Boohoo Dives Into Debt as Losses Soar to £160 Million and Sales Slump


Boohoo has cut more than 1,000 jobs and dived into debt after its losses soared and sales slumped 13 percent amid heavy competition from the Chinese online seller Shein and the revival of the high street after the pandemic lockdowns.

The online fashion specialist, which owns Debenhams, Warehouse, Dorothy Perkins and Pretty Little Thing, said it had built up net debts of £95 million in the year to the end of February – down from almost £6 million of net cash a year before – after losses widened 76 percent to £160 million.

Its chief executive, John Lyttle, blamed the group’s problems on “difficult market conditions, caused by high levels of inflation and weakened consumer demand”, and said it planned to make savings of £125 million in the year ahead after putting more automation into its Sheffield warehouse, closing one in Daventry, and opening a new warehouse in the US.

The latest accounts show that Boohoo, which was founded in Manchester in 2006, had cut more than 1,000 jobs in the year as it faced an 11 percent drop in the number of active customers using its site, each of whom spent less and visited less often.

Boohoo’s share price fell more than 3 percent on Wednesday morning but is less than a tenth of its value three years ago, when it was riding high on a shift to online shopping during the coronavirus pandemic while high streets were affected by government lockdowns.

The poor performance meant the company did not give 16m shares to shareholders of Pretty Little Thing who are led by Umar Kamani, a son of the Boohoo co-founder and chair, Mahmud Kamani.

The 16.1 million share payment, promised under a 2020 deal, was only due if Boohoo’s share price hit 491p by March this year. If they had hit that level, Umar Kamani and his fellow Pretty Little Thing investors would have received about £79 million in stock this year, just ahead of his four-day wedding last weekend on the French Riviera involving performances from Andrea Bocelli and Mariah Carey.

The company said: “While trading conditions have remained challenging due to cost inflation, uncertain consumer demand and normalisation of the channel shift online, the group has a strong business model and clear strategy which it is focused on executing to unlock market share.”

Boohoo and other online sellers experienced a boom in demand during the pandemic, when many households turned to the internet to buy comfy clothing to work and rest at home while many high streets were shut down.

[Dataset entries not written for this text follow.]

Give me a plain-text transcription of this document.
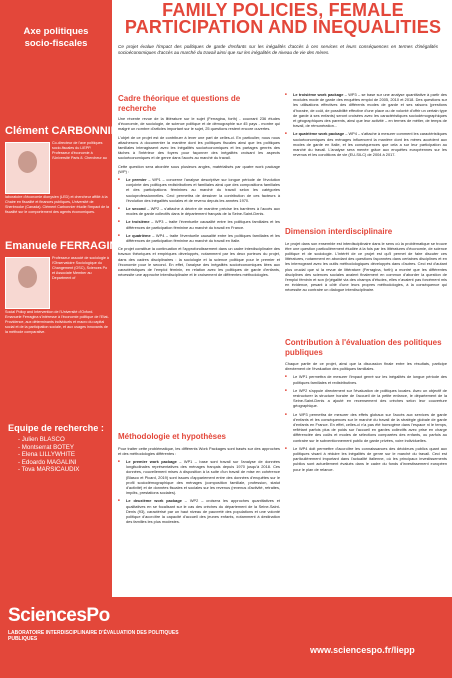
Axe politiques
socio-fiscales
Clément CARBONNIER
Co-directeur de l'axe politiques socio-fiscales du LIEPP. Professeur d'économie à l'Université Paris 8. Chercheur au
laboratoire d'économie dionysien (LED) et chercheur affilié à la Chaire en fiscalité et finances publiques, Université de Sherbrooke (Canada). Clément Carbonnier étudie l'impact de la fiscalité sur le comportement des agents économiques.
Emanuele FERRAGINA
Professeur associé de sociologie à l'Observatoire Sociologique du Changement (OSC), Sciences Po et Associate Member au Department of
Social Policy and Intervention de l'Université d'Oxford. Emanuele Ferragina s'intéresse à l'économie politique de l'Etat-Providence, aux déterminants individuels et macro du capital social et de la participation sociale, et aux usages innovants de la méthode comparative.
Equipe de recherche :
- Julien BLASCO
- Montserrat BOTEY
- Elena LILLYWHITE
- Edoardo MAGALINI
- Tova MARSICAUDIX
FAMILY POLICIES, FEMALE
PARTICIPATION AND INEQUALITIES
Ce projet évalue l'impact des politiques de garde d'enfants sur les inégalités d'accès à ces services et leurs conséquences en termes d'inégalités socioéconomiques d'accès au marché du travail ainsi que sur les inégalités de niveau de vie des mères.
Cadre théorique et questions de recherche

Une récente revue de la littérature sur le sujet (Ferragina, forth) - couvrant 236 études d'économie, de sociologie, de science politique et de démographie sur 45 pays - montre qui malgré un nombre d'articles important sur le sujet, 25 questions restent encore ouvertes.

L'objet de ce projet est de contribuer à lever une part de celles-ci. En particulier, nous nous attacherons à documenter la manière dont les politiques fiscales ainsi que les politiques familiales interagissent avec les inégalités socioéconomiques et les partages genrés des tâches à l'intérieur des foyers pour façonner des inégalités croisant les aspects socioéconomiques et de genre dans l'accès au marché du travail.

Cette question sera abordée sous plusieurs angles, matérialisés par quatre work package (WP) :

■ Le premier – WP1 – concerne l'analyse descriptive sur longue période de l'évolution conjointe des politiques redistributives et familiales ainsi que des compositions familiales et des participations féminines au marché du travail selon les catégories socioprofessionnelles. Ceci permettra de dessiner la contribution de ces facteurs à l'évolution des inégalités sociales et de revenu depuis les années 1970.
■ Le second – WP2 – s'attache à décrire de manière précise les barrières à l'accès aux modes de garde collectifs dans le département français de la Seine-Saint-Denis.
■ Le troisième – WP3 – traite l'éventuelle causalité entre les politiques familiales et les différences de participation féminine au marché du travail en France.
■ Le quatrième – WP4 – traite l'éventuelle causalité entre les politiques familiales et les différences de participation féminine au marché du travail en Italie.

Ce projet constitue la continuation et l'approfondissement dans un cadre interdisciplinaire des travaux théoriques et empiriques développés, notamment par les deux porteurs du projet, dans des cadres disciplinaires : la sociologie et la science politique pour le premier et l'économie pour le second. En effet, l'analyse des inégalités socioéconomiques liées aux caractéristiques de l'emploi féminin, en relation avec les politiques de garde d'enfants, nécessite une approche interdisciplinaire et le croisement de différentes méthodologies.

Méthodologie et hypothèses

Pour traiter cette problématique, les différents Work Packages sont basés sur des approches et des méthodologies différentes :

■ Le premier work package – WP1 – base sont travail sur l'analyse de données longitudinales représentatives des ménages français depuis 1970 jusqu'à 2018. Ces données, nouvellement mises à disposition à la suite d'un travail de mise en cohérence (Blasco et Picard, 2019) sont issues d'appariement entre des données d'enquêtes sur le profil sociodémographique des ménages (composition familiale, profession, statut d'activité) et de données fiscales et sociales sur les revenus (revenus d'activité, retraites, impôts, prestations sociales).
■ Le deuxième work package – WP2 – croisera les approches quantitatives et qualitatives en se focalisant sur le cas des crèches du département de la Seine-Saint-Denis (93), caractérisé par un haut niveau de pauvreté des populations et une volonté politique d'accroître la capacité d'accueil des jeunes enfants, notamment à destination des familles les plus modestes.
■ Le troisième work package – WP3 – se base sur une analyse quantitative à partir des modules mode de garde des enquêtes emploi de 2005, 2010 et 2018. Des questions sur les utilisations effectives des différents modes de garde et ses raisons (prestions d'horaire, de coût, de possibilité effective d'une place ou de volonté d'offrir un certain type de garde à ses enfants) seront croisées avec les caractéristiques sociodémographiques et géographiques des parents, ainsi que leur activité – en termes de métier, de temps de travail, de rémunération...
■ Le quatrième work package – WP4 – s'attache à mesurer comment les caractéristiques socioéconomiques des ménages influencent la manière dont les mères accèdent aux modes de garde en Italie, et les conséquences que cela a sur leur participation au marché du travail. L'analyse sera menée grâce aux enquêtes européennes sur les revenus et les conditions de vie (EU-SILC) de 2004 à 2017.
Dimension interdisciplinaire

Le projet dans son ensemble est interdisciplinaire dans le sens où la problématique se trouve être une question particulièrement étudiée à la fois par les littératures d'économie, de science politique et de sociologie. L'intérêt de ce projet est qu'il permet de faire discuter ces littératures, notamment en abordant des questions façonnées dans certaines disciplines et en les interrogeant avec les outils méthodologiques développés dans d'autres. Ceci est d'autant plus crucial que si la revue de littérature (Ferragina, forth) a montré que les différentes disciplines des sciences sociales avaient finalement en commun d'aborder la question de l'emploi féminin et son (in)égalité via des champs d'études, elles n'avaient pas forcément mis en évidence, pesant à côté d'une leurs propres méthodologies, à la conséquence qui nécessite au contraire un dialogue interdisciplinaire.

Contribution à l'évaluation des politiques publiques

Chaque partie de ce projet, ainsi que la discussion finale entre les résultats, participe directement de l'évaluation des politiques familiales.

■ Le WP1 permettra de mesurer l'impact genré sur les inégalités de longue période des politiques familiales et redistributives.
■ Le WP2 s'appuie directement sur l'évaluation de politiques locales. Avec un objectif de restructurer la structure horaire de l'accueil de la petite enfance, le département de la Seine-Saint-Denis a ajouté en recensement des crèches selon leur couverture géographique.
■ Le WP3 permettra de mesurer des effets globaux sur l'accès aux services de garde d'enfants et les conséquences sur le marché du travail de la stratégie globale de garde d'enfants en France. En effet, celles-ci n'a pas été homogène dans l'espace ni le temps, reflétant parfois plus de poids sur l'accueil en gardes collectifs avec prise en charge différenciée des coûts et modes de sélections comparées des enfants, ou parfois au contraire sur le subventionnement public de garde privées, voire individuelles.
■ Le WP4 doit permettre d'accroître les connaissances des décideurs publics quant aux politiques visant à réduire les inégalités de genre sur le marché du travail. Ceci est particulièrement important dans l'actualité italienne, où les principaux investissements publics sont actuellement évalués dans le cadre du fonds d'investissement européen pour le plan de relance.
SciencesPo
LABORATOIRE INTERDISCIPLINAIRE D'ÉVALUATION DES POLITIQUES PUBLIQUES
www.sciencespo.fr/liepp
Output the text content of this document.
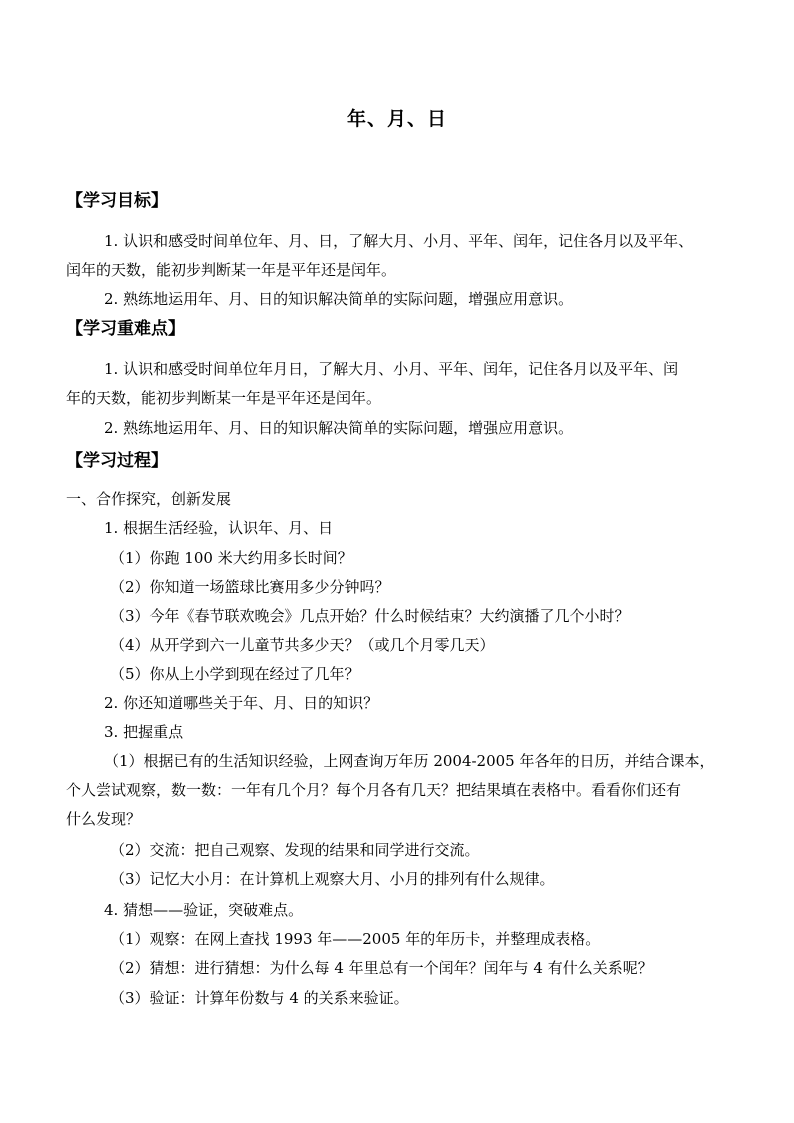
年、月、日
【学习目标】
1. 认识和感受时间单位年、月、日，了解大月、小月、平年、闰年，记住各月以及平年、
闰年的天数，能初步判断某一年是平年还是闰年。
2. 熟练地运用年、月、日的知识解决简单的实际问题，增强应用意识。
【学习重难点】
1. 认识和感受时间单位年月日，了解大月、小月、平年、闰年，记住各月以及平年、闰
年的天数，能初步判断某一年是平年还是闰年。
2. 熟练地运用年、月、日的知识解决简单的实际问题，增强应用意识。
【学习过程】
一、合作探究，创新发展
1. 根据生活经验，认识年、月、日
（1）你跑 100 米大约用多长时间？
（2）你知道一场篮球比赛用多少分钟吗？
（3）今年《春节联欢晚会》几点开始？什么时候结束？大约演播了几个小时？
（4）从开学到六一儿童节共多少天？（或几个月零几天）
（5）你从上小学到现在经过了几年？
2. 你还知道哪些关于年、月、日的知识？
3. 把握重点
（1）根据已有的生活知识经验，上网查询万年历 2004-2005 年各年的日历，并结合课本，
个人尝试观察，数一数：一年有几个月？每个月各有几天？把结果填在表格中。看看你们还有
什么发现？
（2）交流：把自己观察、发现的结果和同学进行交流。
（3）记忆大小月：在计算机上观察大月、小月的排列有什么规律。
4. 猜想——验证，突破难点。
（1）观察：在网上查找 1993 年——2005 年的年历卡，并整理成表格。
（2）猜想：进行猜想：为什么每 4 年里总有一个闰年？闰年与 4 有什么关系呢？
（3）验证：计算年份数与 4 的关系来验证。
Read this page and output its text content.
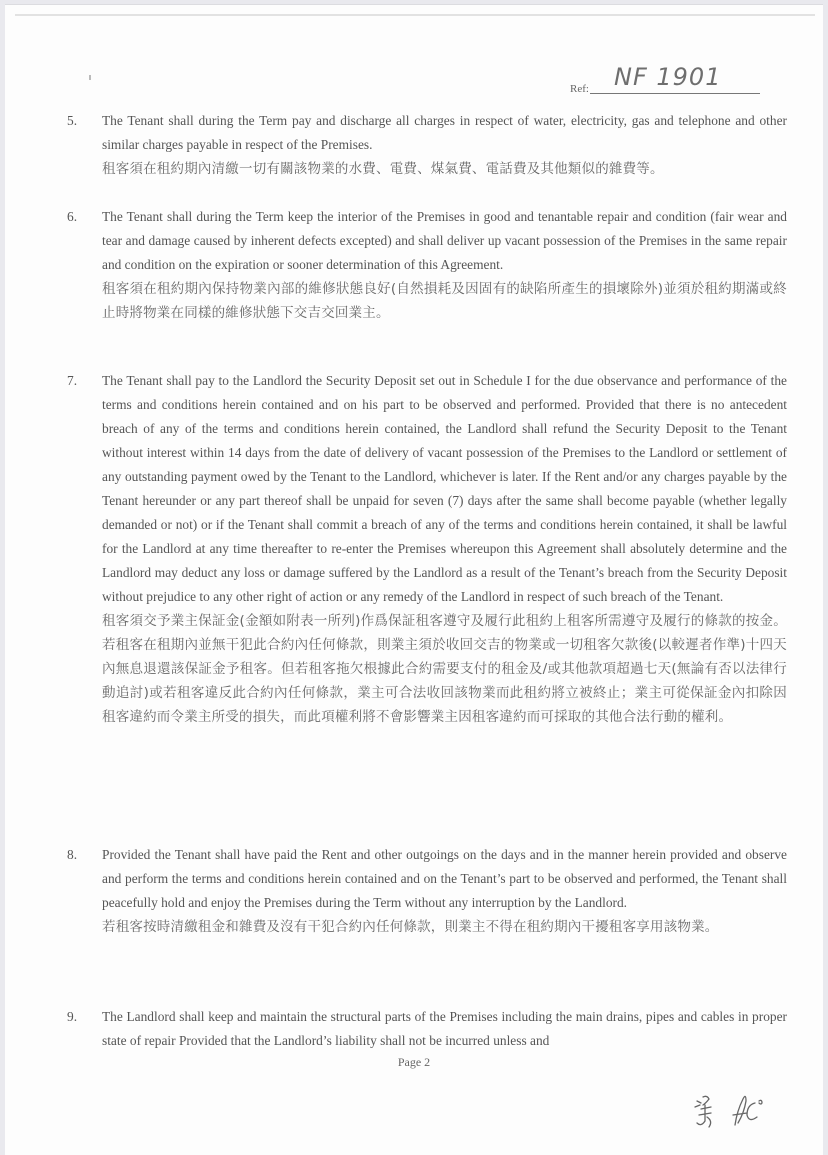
Ref: NF 1901
5.	The Tenant shall during the Term pay and discharge all charges in respect of water, electricity, gas and telephone and other similar charges payable in respect of the Premises.
租客須在租約期內清繳一切有關該物業的水費、電費、煤氣費、電話費及其他類似的雜費等。
6.	The Tenant shall during the Term keep the interior of the Premises in good and tenantable repair and condition (fair wear and tear and damage caused by inherent defects excepted) and shall deliver up vacant possession of the Premises in the same repair and condition on the expiration or sooner determination of this Agreement.
租客須在租約期內保持物業內部的維修狀態良好(自然損耗及因固有的缺陷所產生的損壞除外)並須於租約期滿或終止時將物業在同樣的維修狀態下交吉交回業主。
7.	The Tenant shall pay to the Landlord the Security Deposit set out in Schedule I for the due observance and performance of the terms and conditions herein contained and on his part to be observed and performed. Provided that there is no antecedent breach of any of the terms and conditions herein contained, the Landlord shall refund the Security Deposit to the Tenant without interest within 14 days from the date of delivery of vacant possession of the Premises to the Landlord or settlement of any outstanding payment owed by the Tenant to the Landlord, whichever is later. If the Rent and/or any charges payable by the Tenant hereunder or any part thereof shall be unpaid for seven (7) days after the same shall become payable (whether legally demanded or not) or if the Tenant shall commit a breach of any of the terms and conditions herein contained, it shall be lawful for the Landlord at any time thereafter to re-enter the Premises whereupon this Agreement shall absolutely determine and the Landlord may deduct any loss or damage suffered by the Landlord as a result of the Tenant’s breach from the Security Deposit without prejudice to any other right of action or any remedy of the Landlord in respect of such breach of the Tenant.
租客須交予業主保証金(金額如附表一所列)作爲保証租客遵守及履行此租約上租客所需遵守及履行的條款的按金。若租客在租期內並無干犯此合約內任何條款，則業主須於收回交吉的物業或一切租客欠款後(以較遲者作準)十四天內無息退還該保証金予租客。但若租客拖欠根據此合約需要支付的租金及/或其他款項超過七天(無論有否以法律行動追討)或若租客違反此合約內任何條款，業主可合法收回該物業而此租約將立被終止；業主可從保証金內扣除因租客違約而令業主所受的損失，而此項權利將不會影響業主因租客違約而可採取的其他合法行動的權利。
8.	Provided the Tenant shall have paid the Rent and other outgoings on the days and in the manner herein provided and observe and perform the terms and conditions herein contained and on the Tenant’s part to be observed and performed, the Tenant shall peacefully hold and enjoy the Premises during the Term without any interruption by the Landlord.
若租客按時清繳租金和雜費及沒有干犯合約內任何條款，則業主不得在租約期內干擾租客享用該物業。
9.	The Landlord shall keep and maintain the structural parts of the Premises including the main drains, pipes and cables in proper state of repair Provided that the Landlord’s liability shall not be incurred unless and
Page 2
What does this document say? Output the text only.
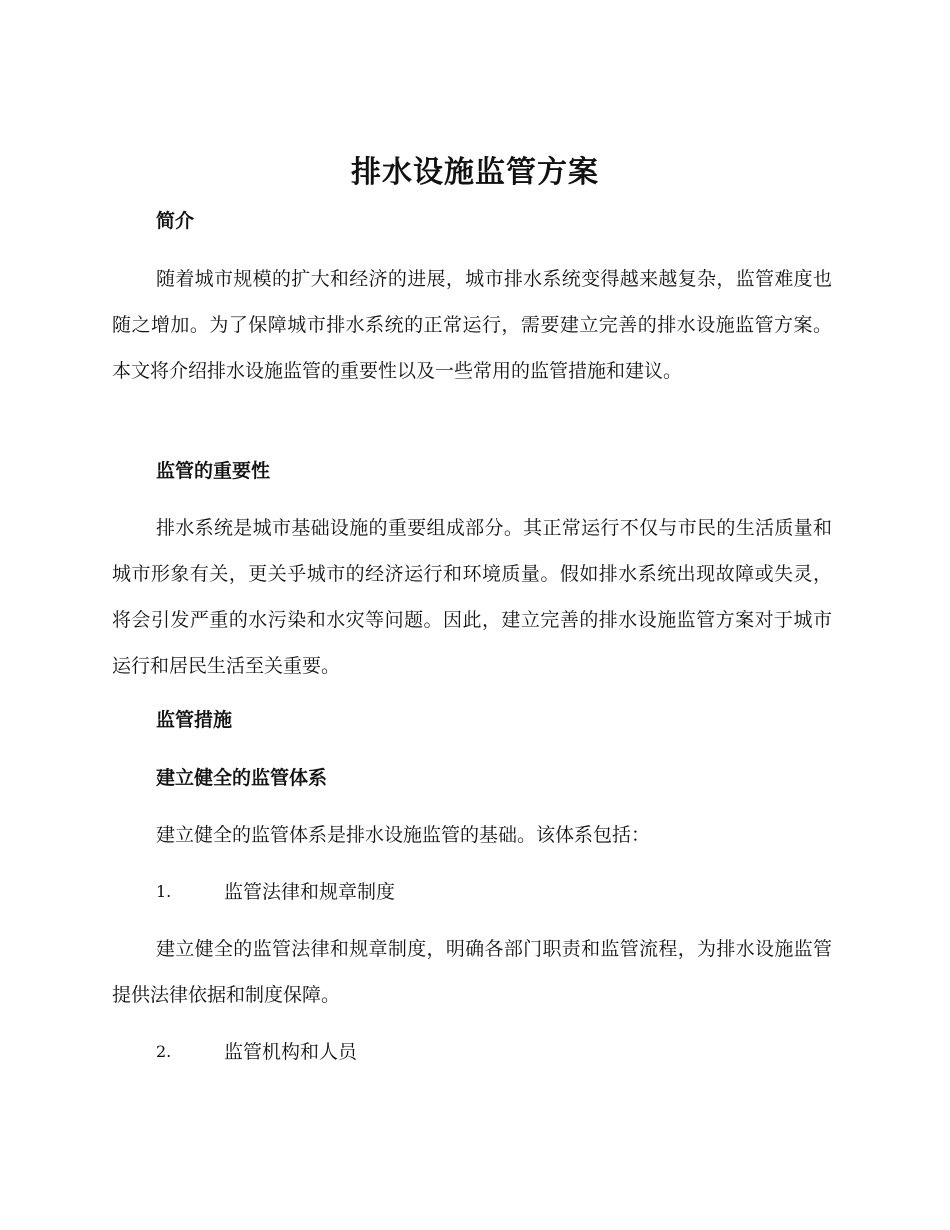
排水设施监管方案
简介

随着城市规模的扩大和经济的进展，城市排水系统变得越来越复杂，监管难度也随之增加。为了保障城市排水系统的正常运行，需要建立完善的排水设施监管方案。本文将介绍排水设施监管的重要性以及一些常用的监管措施和建议。

监管的重要性

排水系统是城市基础设施的重要组成部分。其正常运行不仅与市民的生活质量和城市形象有关，更关乎城市的经济运行和环境质量。假如排水系统出现故障或失灵，将会引发严重的水污染和水灾等问题。因此，建立完善的排水设施监管方案对于城市运行和居民生活至关重要。

监管措施
建立健全的监管体系
建立健全的监管体系是排水设施监管的基础。该体系包括：
1.	监管法律和规章制度

建立健全的监管法律和规章制度，明确各部门职责和监管流程，为排水设施监管提供法律依据和制度保障。

2.	监管机构和人员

With high streets now reopened, and new competition from cut-price Chinese sellers Shein and Temu as well as secondhand marketplaces such as Vinted and Depop, once successful online fashion specialists have taken a hit.

Lyttle said: “The group is now well positioned to return to growth, and we are focused on ensuring that growth is both sustainable and profitable.”

Guy Lawson-Johns, an equity analyst at Hargreaves Lansdown, said: “Boohoo’s full-year results were a painful read for investors. Revenue declined at high double-digit rates across all regions, including 18 percent in the US, which is seen as the group’s pathway to major growth.

“For now, it remains a struggling company with a tarnished reputation, reflected in the group’s valuation, which has come down significantly over the last few years.”